Conventional wisdom says that consumer spending is the lifeblood of an economy. This attitude is deeply engrained worldwide, but especially in first world countries, and most dramatically in the United States.

When was the last time you considered the implications of this deeply engrained assumption? Never? Well, you’re far from alone.

This blog post is a bit like the classic Emperor’s New Clothes story: we’re so used to our assumptions that we don’t think to question them. Well, let’s do a little questioning now, shall we?

Let’s suppose, for the sake of this particular blog post, that we accept this conventional wisdom (though  I might challenge this assumption in a future post).

If consumer spending is the lifeblood of the economy, what is the lifeblood of personal financial stability? It’s Financial Independence. What is Financial Independence? It is something our culture has trained us to expect from life: at some point in the future we will stop paying our bills through working. That point is conventionally called retirement. Financial Independence simply means paying your bills through sources of income that don’t directly have to do with working.

Part of the American Dream is that the combination of a Retirement Account and Social Security will be enough for us to pay our bills from the time we stop working until when we die (and hopefully also have money left over for our loved ones).

We and/or our employer therefore pay into Social Security on our behalf while we’re working so that, theoretically, when we reach retirement age we can receive our old age pension. Paying our Social Securty taxes today is essentially supposed to provide us with the government’s equivalent of a Retirement Account tomorrow.

Many companies also offer employees some sort of Retirement Account above and beyond Social Security. Some employees add into these accounts additional funds of their own and/or they open Individual Retirement Accounts (IRAs), in order to provide an extra cushion for retirement.

Relatively few individuals focus their financial planning around reaching Financial Independence before retirement age. But, far too few people focus their spending and saving decisions around reaching Financial Independence even at retirement age.
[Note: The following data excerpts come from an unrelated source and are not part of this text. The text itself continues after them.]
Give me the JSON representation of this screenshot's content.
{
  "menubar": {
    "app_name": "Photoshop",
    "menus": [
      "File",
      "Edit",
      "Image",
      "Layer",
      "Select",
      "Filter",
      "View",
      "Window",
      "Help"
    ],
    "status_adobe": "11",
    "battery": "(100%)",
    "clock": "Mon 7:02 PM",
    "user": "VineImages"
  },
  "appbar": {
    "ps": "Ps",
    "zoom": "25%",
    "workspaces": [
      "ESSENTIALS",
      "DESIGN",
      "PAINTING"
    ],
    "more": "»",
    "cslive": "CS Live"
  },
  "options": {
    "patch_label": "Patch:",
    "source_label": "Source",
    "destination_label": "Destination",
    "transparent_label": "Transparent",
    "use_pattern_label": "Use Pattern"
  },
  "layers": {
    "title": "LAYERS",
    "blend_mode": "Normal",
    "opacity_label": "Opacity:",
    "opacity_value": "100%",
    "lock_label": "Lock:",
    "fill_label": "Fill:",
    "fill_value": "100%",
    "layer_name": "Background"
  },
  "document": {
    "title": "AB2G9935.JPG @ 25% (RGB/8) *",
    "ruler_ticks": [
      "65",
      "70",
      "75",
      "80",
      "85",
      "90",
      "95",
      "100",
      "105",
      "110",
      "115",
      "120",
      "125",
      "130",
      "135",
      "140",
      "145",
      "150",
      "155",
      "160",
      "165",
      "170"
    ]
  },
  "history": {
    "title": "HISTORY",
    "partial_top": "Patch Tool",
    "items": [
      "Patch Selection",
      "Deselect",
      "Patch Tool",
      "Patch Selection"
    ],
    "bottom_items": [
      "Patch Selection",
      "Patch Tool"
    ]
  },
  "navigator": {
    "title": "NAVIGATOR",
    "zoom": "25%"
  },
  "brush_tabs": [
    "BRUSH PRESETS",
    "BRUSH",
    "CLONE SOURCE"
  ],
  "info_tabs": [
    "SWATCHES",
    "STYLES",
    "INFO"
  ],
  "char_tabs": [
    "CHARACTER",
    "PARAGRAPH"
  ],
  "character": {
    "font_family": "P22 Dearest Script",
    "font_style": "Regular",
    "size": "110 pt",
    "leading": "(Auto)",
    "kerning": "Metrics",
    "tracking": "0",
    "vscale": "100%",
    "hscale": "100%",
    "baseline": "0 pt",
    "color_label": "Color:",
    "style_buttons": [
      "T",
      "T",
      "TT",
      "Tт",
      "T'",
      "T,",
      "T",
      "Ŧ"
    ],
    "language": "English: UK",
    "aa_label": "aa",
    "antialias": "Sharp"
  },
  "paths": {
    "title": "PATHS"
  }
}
Think about the implications of this tension between spending and saving:

  1. Consumer spending is the lifeblood of the economy but consumer saving is the lifeblood of creating Financial Independence.
  2. Businesses do their best to get us to spend as much as possible. This means that the lifeblood of the economy is in direct opposition to creating as much Financial Independence as possible as rapidly as possible.
  3. Here is the bind: Without consumers spending, businesses don’t generate profits. If businesses aren’t profitable, they must let go of employees.
  4. Implication: We work in order to pay our bills and pay the government. We pay for goods and services so that business profits will increase which, in turn, is supposed to cause the investments in our retirement portfolio to grow, which theoretically means that the size of our Financial Independence nest egg will grow so large that we can stop working while continuing to live the lifestyle to which we became accustomed while we were working and spending.
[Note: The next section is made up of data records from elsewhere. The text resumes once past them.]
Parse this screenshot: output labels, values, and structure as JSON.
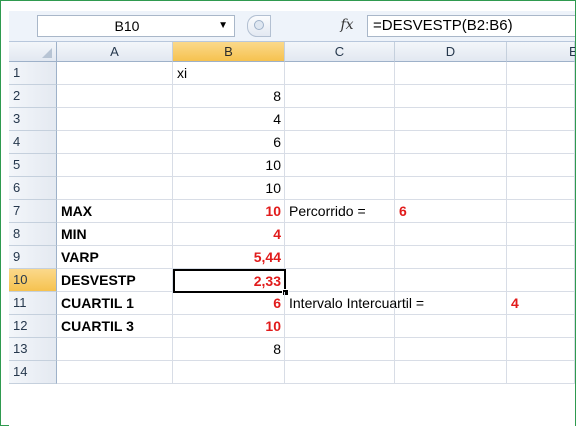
{
  "formula_bar": {
    "name_box": "B10",
    "dropdown_icon": "▼",
    "fx_label": "fx",
    "formula": "=DESVESTP(B2:B6)"
  },
  "columns": [
    "A",
    "B",
    "C",
    "D",
    "E"
  ],
  "rows": [
    "1",
    "2",
    "3",
    "4",
    "5",
    "6",
    "7",
    "8",
    "9",
    "10",
    "11",
    "12",
    "13",
    "14"
  ],
  "cells": {
    "B1": "xi",
    "B2": "8",
    "B3": "4",
    "B4": "6",
    "B5": "10",
    "B6": "10",
    "A7": "MAX",
    "B7": "10",
    "C7": "Percorrido =",
    "D7": "6",
    "A8": "MIN",
    "B8": "4",
    "A9": "VARP",
    "B9": "5,44",
    "A10": "DESVESTP",
    "B10": "2,33",
    "A11": "CUARTIL 1",
    "B11": "6",
    "C11": "Intervalo Intercuartil =",
    "D11": "4",
    "A12": "CUARTIL 3",
    "B12": "10",
    "B13": "8"
  },
  "colors": {
    "highlight_value": "#e11b1b",
    "selected_header": "#f6c24f",
    "frame_border": "#2f9a4f"
  }
}
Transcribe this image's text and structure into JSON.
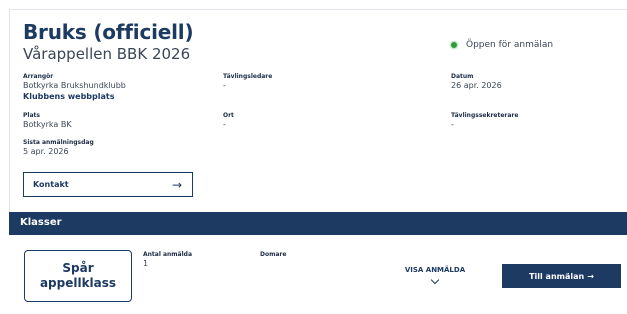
{
  "event": {
    "title": "Bruks (officiell)",
    "subtitle": "Vårappellen BBK 2026",
    "status_text": "Öppen för anmälan",
    "status_color": "#2e9b3a"
  },
  "details": {
    "organizer_label": "Arrangör",
    "organizer_value": "Botkyrka Brukshundklubb",
    "club_link": "Klubbens webbplats",
    "competition_leader_label": "Tävlingsledare",
    "competition_leader_value": "-",
    "date_label": "Datum",
    "date_value": "26 apr. 2026",
    "location_label": "Plats",
    "location_value": "Botkyrka BK",
    "city_label": "Ort",
    "city_value": "-",
    "secretary_label": "Tävlingssekreterare",
    "secretary_value": "-",
    "deadline_label": "Sista anmälningsdag",
    "deadline_value": "5 apr. 2026"
  },
  "contact": {
    "label": "Kontakt",
    "arrow": "→"
  },
  "classes": {
    "section_title": "Klasser",
    "items": [
      {
        "name_line1": "Spår",
        "name_line2": "appellklass",
        "entries_label": "Antal anmälda",
        "entries_value": "1",
        "judge_label": "Domare",
        "show_entries_label": "VISA ANMÄLDA",
        "apply_label": "Till anmälan",
        "apply_arrow": "→"
      }
    ]
  },
  "colors": {
    "brand_navy": "#1d3a63",
    "status_green": "#2e9b3a"
  }
}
The bottom line is that businesses don’t have the best interests of citizens at heart. This is not in any way a criticism: it is simply a fact. Why? Because a business’s job is to maximize their profits. How do they do this? By maximizing your spending.

There are only three funadamental ways for a business to make money:

  1. By selling to consumers
  2. By selling to other businesses
  3. By selling to the government

What is crucial for consumers to understand is that no matter which of these three customers a business is selling to, YOU and I are always the ones making the purchase.This is, of course, completely obvious when you’re buying directly from a business. But what about the two other ways businesses make money?

When a business sells their products or services to another business, that business — or the businesses that one sells to — are ultimately selling to two customers: consumers and/or government.

And when a business sells directly to the government, where is the government supposed to be getting the money from to pay that business for what it purchases? From citizens, that’s who. (Bear in mind that, as contrary to the U.S. Constitution is it is to treat a business as having the same rights as a person, the government nonetheless has been treating businesses in precisely this way since 1886. For details, click HERE.)

The most fundamental assumption underlying our economy, in terms of spending AND wealth building, is this:

  • The more we buy (consumerism), or the more businesses buy from other businesses and the government buys from businesses, the more profitable businesses become.
  • The more profitable businesses are, the more wealth that those who invest in those businesses make (Financial Indepenedence building).
  • When consumer spending goes down, businesess become less profitable. When companies are less profitable stock prices go down, employment goes down, and the amount of taxes the government collects from both businesses and workers therefore goes down (including for Social Security).
  • When stock prices go down, this type of core investment that is, directly or indirectly, a large part of most people’s retirement portfolios, loses value. When this happens, the amount of Financial Independence, and the speed by which most people can attain it, decreases.

So, the hidden message in our conventional wisdom about the engine that makes the economy work, is that best way for citizens to fund their retirement is to consume, consume, consume.

But, what happens if we do too much consuming (as our society ceaselessly encourages) and not enough saving? Well, if we do this, the economy will grow by leaps and bounds. But, as over-spenders, we will NOT be among those who reap the benefits of that growth because our over-the-top consumerism will have prevented us from buying the investments we need to accumulate in order to build our Financial Independence (that is, our retirement income).

With the Emperor’s New Clothes now stripped bare, doesn’t this kind of economic system strike you as just a wee bit odd?